USATA’s new director touted the successes of his organization and the major changes undertaken. USATA has approximately 600 employees spread across about 40 different locations. Because the operational pace hasn’t slowed, most of USATA’s workforce – about 95% – cannot telework since they work at support sites for the operational Army.
Rick Story, AMCOM’s SAMD acting director, said there’s an anticipated delivery of 168 AH-64 Apaches, 67 UH-60 Blackhawks, 34 CH-47 Chinooks, 74 rocket systems and over a dozen guided missile systems around the world over the next five years.
AMCOM Aviation Branch Maintenance Officer Chief Warrant Officer 5 Mike Cavaco spoke about the upward trend in aviation fleet readiness that is, in large part, due to the hard work of people in the field. “The focus by commanders at all levels in the field on aviation readiness … has continued and increased, and to great end.”
Though units’ operations tempo slowed down at the beginning of the pandemic, Cavaco said they’ve since begun flying again and come up with ways to work within pandemic restrictions.
Cavaco said getting aviation to the desired 85% mission capable is a lofty goal that will take a lot of effort and will take some time.

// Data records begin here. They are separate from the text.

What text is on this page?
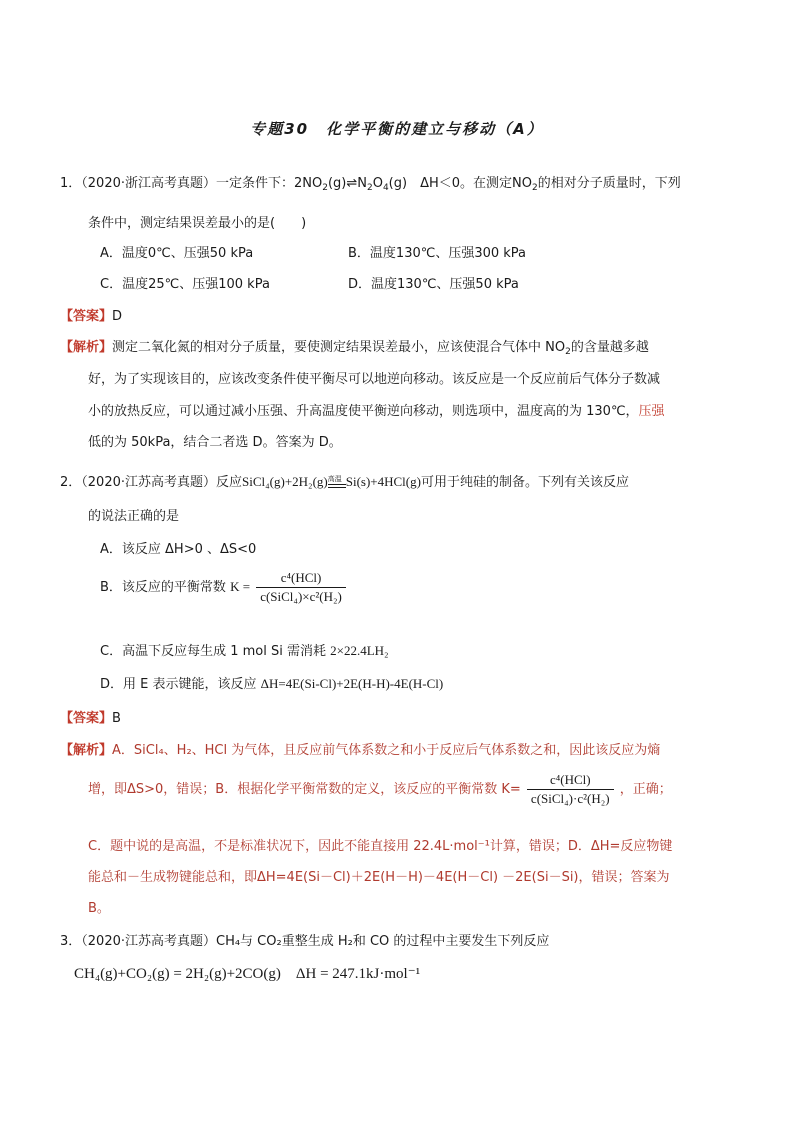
专题30　化学平衡的建立与移动（A）
1．（2020·浙江高考真题）一定条件下：$2NO_2(g)\rightleftharpoons N_2O_4(g)$　ΔH＜0。在测定$NO_2$的相对分子质量时，下列
条件中，测定结果误差最小的是(　　)
A．温度0℃、压强50 kPa	B．温度130℃、压强300 kPa
C．温度25℃、压强100 kPa	D．温度130℃、压强50 kPa
【答案】D
【解析】测定二氧化氮的相对分子质量，要使测定结果误差最小，应该使混合气体中 $NO_2$的含量越多越
好，为了实现该目的，应该改变条件使平衡尽可以地逆向移动。该反应是一个反应前后气体分子数减
小的放热反应，可以通过减小压强、升高温度使平衡逆向移动，则选项中，温度高的为 130℃，压强
低的为 50kPa，结合二者选 D。答案为 D。
2．（2020·江苏高考真题）反应SiCl₄(g)+2H₂(g) 高温 Si(s)+4HCl(g)可用于纯硅的制备。下列有关该反应
的说法正确的是
A．该反应 ΔH>0 、ΔS<0
B．该反应的平衡常数 $K = \frac{\text{c⁴(HCl)}}{\text{c(SiCl₄)×c²(H₂)}}$
C．高温下反应每生成 1 mol Si 需消耗 2×22.4LH₂
D．用 E 表示键能，该反应 ΔH=4E(Si-Cl)+2E(H-H)-4E(H-Cl)
【答案】B
【解析】A．SiCl₄、H₂、HCl 为气体，且反应前气体系数之和小于反应后气体系数之和，因此该反应为熵
增，即ΔS>0，错误；B．根据化学平衡常数的定义，该反应的平衡常数 $K= \frac{\text{c⁴(HCl)}}{\text{c(SiCl₄)·c²(H₂)}}$ ，正确；
C．题中说的是高温，不是标准状况下，因此不能直接用 22.4L·mol⁻¹计算，错误；D．ΔH=反应物键
能总和－生成物键能总和，即ΔH=4E(Si－Cl)＋2E(H－H)－4E(H－Cl) －2E(Si－Si)，错误；答案为
B。
3．（2020·江苏高考真题）CH₄与 CO₂重整生成 H₂和 CO 的过程中主要发生下列反应
CH₄(g)+CO₂(g) = 2H₂(g)+2CO(g)　ΔH = 247.1kJ·mol⁻¹
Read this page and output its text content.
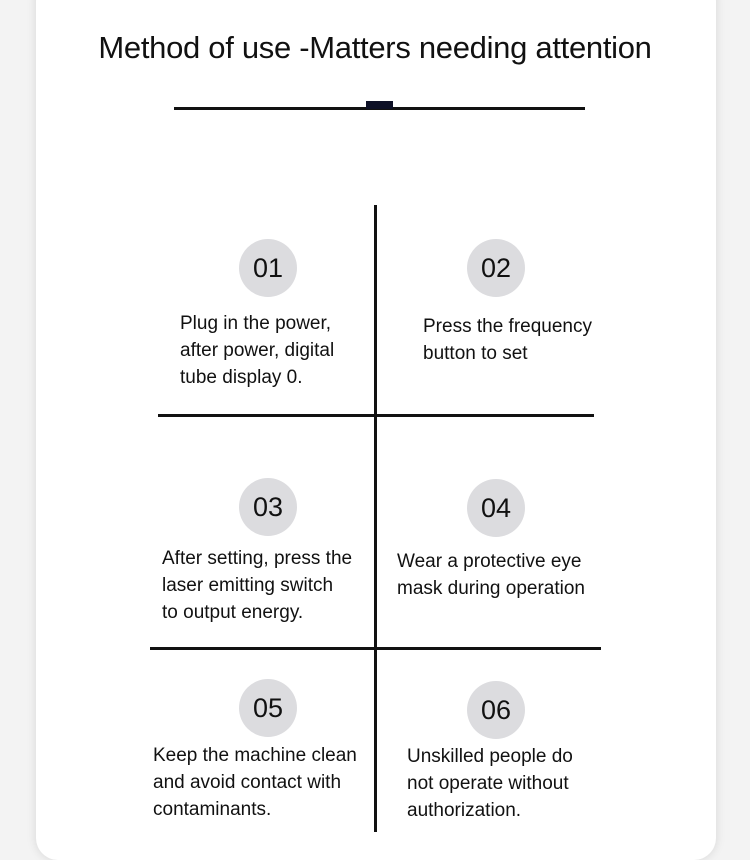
Method of use -Matters needing attention
01
Plug in the power,
after power, digital
tube display 0.
02
Press the frequency
button to set
03
After setting, press the
laser emitting switch
to output energy.
04
Wear a protective eye
mask during operation
05
Keep the machine clean
and avoid contact with
contaminants.
06
Unskilled people do
not operate without
authorization.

Army Regulation 700-138, Army Logistics Readiness and Sustainability, has a goal of 10% not mission capable supply rate. “[Maj.] Gen. Royar took it upon himself to drive that down to 5% … just to hold ourselves to a higher level. We’ve been there for the most part,” he said. “But now we've codified that as our goal and our commitment to the field to keep that NMCS rate under 5%.”
AMCOM Missile Maintenance Officer Chief Warrant Officer 4 Araceli Rial said obsolescence and transportation issues caused challenges with some of the missile systems and have also impacted readiness rates. “It'll continue to be a challenge, but the team is really working hard to try to get ahead and get creative on how to solve some of these issues,” Rial said.
“The command is very aggressive in ensuring that we're talking about the right parts for the right reason at the right time … to posture ourselves in a better manner to ensure that we have these critical parts for the units,” Rial said.
Despite the pandemic that has plagued 2020 and challenges wrought from it, AMCOM has risen to the occasion to adapt and overcome. The command is ready to take on whatever 2021 has in store.